How close can we get our mel2vec to fit to the psuedo-labels generated perch? Hopefully the answer is close...

In [1]:
import polars as pl
from pathlib import Path
import numpy as np
from gensim.models import KeyedVectors
import faiss


# we'll join the two datasets on start time with a udf
def get_start_time(timestamp, interval=5) -> int:
    # up to but not including the value
    for i in range(0, 100, interval):
        if i <= timestamp < i + interval:
            return i
    return -1


shared_root = Path("~/shared/birdclef").expanduser()
scratch_root = Path("~/scratch/birdclef").expanduser()

# let's join this with the data that we have for the mfcc dataset
mfcc = pl.scan_parquet(f"{scratch_root}/2025/mfcc-soundscape/data").with_columns(
    pl.col("timestamp")
    .map_elements(get_start_time, return_dtype=pl.Int64)
    .alias("start_time")
)
display(mfcc.collect_schema())

Schema([('index', Int64),
        ('file', String),
        ('timestamp', Float64),
        ('mfcc', List(Float32)),
        ('part', Int64),
        ('start_time', Int64)])

In [2]:
# tokenizer
centroids = np.load(f"{scratch_root}/2025/mel2vec/tokenizer/centroids.npy")
index = faiss.IndexFlatL2(centroids.shape[1])
index.add(centroids)

prefix = "tokenizer=tokenizer/vector_size=256/window=80/ns_exponent=0.75/sample=0.0001/epochs=100"
word_vectors = KeyedVectors.load(
    f"{scratch_root}/2025/mel2vec/word2vec/{prefix}/word2vec.wordvectors"
)
display(word_vectors.index_to_key[:10])


def mfcc_to_wv(mfcc: list) -> list:
    # convert mfcc to word vectors
    X = np.array(mfcc).reshape(1, -1)
    _, indices = index.search(X, 1)  # get the closest centroid
    return word_vectors[indices[0][0]].tolist()

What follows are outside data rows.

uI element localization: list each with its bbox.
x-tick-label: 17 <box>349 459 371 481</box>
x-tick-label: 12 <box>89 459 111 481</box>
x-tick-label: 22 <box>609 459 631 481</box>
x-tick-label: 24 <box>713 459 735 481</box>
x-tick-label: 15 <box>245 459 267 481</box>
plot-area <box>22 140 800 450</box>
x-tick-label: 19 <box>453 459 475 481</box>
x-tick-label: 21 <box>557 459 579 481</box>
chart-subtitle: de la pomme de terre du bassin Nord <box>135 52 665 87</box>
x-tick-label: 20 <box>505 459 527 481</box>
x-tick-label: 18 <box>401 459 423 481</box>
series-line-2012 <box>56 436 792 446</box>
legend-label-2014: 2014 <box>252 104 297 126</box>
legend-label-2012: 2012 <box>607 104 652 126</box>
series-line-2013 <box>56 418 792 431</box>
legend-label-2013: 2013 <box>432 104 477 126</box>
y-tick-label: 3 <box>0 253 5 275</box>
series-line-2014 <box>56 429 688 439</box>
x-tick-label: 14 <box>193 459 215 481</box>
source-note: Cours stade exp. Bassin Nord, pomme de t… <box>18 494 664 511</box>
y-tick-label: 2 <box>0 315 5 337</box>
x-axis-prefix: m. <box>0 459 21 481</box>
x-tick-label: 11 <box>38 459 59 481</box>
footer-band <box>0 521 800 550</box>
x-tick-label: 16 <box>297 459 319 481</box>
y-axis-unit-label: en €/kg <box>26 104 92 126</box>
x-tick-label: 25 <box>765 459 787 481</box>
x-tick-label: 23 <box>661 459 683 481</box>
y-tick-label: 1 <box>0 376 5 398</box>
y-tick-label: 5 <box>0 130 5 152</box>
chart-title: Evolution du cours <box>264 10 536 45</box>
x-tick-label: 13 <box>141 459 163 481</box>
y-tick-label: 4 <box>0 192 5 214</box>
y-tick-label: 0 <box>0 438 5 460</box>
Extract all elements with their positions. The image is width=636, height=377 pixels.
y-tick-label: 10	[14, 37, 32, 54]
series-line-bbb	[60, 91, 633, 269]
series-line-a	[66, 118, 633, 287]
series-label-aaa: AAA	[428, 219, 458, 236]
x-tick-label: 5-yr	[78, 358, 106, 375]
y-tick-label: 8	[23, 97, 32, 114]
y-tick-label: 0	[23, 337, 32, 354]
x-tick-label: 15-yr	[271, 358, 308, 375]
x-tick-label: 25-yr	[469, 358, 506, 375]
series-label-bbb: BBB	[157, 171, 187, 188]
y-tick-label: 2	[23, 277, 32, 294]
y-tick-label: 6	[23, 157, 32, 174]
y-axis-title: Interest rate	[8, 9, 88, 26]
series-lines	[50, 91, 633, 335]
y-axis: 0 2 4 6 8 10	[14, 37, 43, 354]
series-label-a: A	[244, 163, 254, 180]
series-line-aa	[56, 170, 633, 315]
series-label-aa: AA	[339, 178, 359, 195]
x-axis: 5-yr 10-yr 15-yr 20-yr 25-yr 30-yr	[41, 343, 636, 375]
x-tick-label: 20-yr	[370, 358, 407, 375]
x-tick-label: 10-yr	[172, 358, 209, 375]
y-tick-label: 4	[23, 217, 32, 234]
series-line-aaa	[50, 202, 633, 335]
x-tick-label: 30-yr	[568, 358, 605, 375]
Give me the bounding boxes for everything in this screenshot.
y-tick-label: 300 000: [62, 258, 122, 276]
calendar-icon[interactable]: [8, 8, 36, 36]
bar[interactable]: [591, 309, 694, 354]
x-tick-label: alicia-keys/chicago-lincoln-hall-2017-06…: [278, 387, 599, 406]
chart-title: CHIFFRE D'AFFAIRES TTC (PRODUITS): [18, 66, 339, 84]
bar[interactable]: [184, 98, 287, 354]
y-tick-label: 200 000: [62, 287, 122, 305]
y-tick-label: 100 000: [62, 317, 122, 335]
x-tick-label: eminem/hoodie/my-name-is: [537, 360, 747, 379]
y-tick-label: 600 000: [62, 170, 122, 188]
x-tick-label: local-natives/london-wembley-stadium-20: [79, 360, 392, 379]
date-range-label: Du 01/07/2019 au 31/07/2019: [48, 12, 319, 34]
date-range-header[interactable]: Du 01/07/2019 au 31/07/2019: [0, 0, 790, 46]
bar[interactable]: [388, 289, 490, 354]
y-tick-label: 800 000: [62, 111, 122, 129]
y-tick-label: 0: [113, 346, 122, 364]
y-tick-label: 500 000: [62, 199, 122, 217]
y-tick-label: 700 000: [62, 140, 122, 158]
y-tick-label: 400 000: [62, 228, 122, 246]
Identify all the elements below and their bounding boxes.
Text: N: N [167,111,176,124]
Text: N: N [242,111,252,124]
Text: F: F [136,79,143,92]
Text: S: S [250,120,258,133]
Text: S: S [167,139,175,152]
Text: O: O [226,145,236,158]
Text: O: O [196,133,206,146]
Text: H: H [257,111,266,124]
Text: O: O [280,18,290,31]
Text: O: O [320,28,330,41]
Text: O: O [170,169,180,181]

def aggregate_mfcc(group: pl.DataFrame) -> pl.DataFrame:
    X_mfcc = np.stack(group.get_column("mfcc").to_numpy())
    X_w2v = np.stack(group.get_column("word_vector").to_numpy())
    return pl.DataFrame(
        {
            "file": group.get_column("file").to_numpy()[0],
            "start_time": group.get_column("start_time").to_numpy()[0],
            "mfcc_stats": [X_mfcc.mean(axis=0).tolist() + X_mfcc.std(axis=0).tolist()],
            "word_vector": [X_w2v.mean(axis=0).tolist()],
        }
    )

[6122, 13688, 1185, 9798, 4637, 10836, 6358, 9107, 10603, 12453]

In [None]:
processed = (
    mfcc.with_columns(
        pl.col("mfcc")
        .map_elements(mfcc_to_wv, return_dtype=pl.List(pl.Float64))
        .alias("word_vector")
    )
    .group_by("file", "start_time")
    .map_groups(
        aggregate_mfcc,
        schema=pl.Schema(
            {
                "file": pl.Utf8,
                "start_time": pl.Int64,
                "mfcc_stats": pl.List(pl.Float64),
                "word_vector": pl.List(pl.Float64),
            }
        ),
    )
    .sort("file", "start_time")
)

# write this to parquet
processed.sink_parquet(
    f"{scratch_root}/2025/mel2vec/mfcc-word-vector",
    compression="zstd",
)

Well, we put this in a script because it takes a while to run.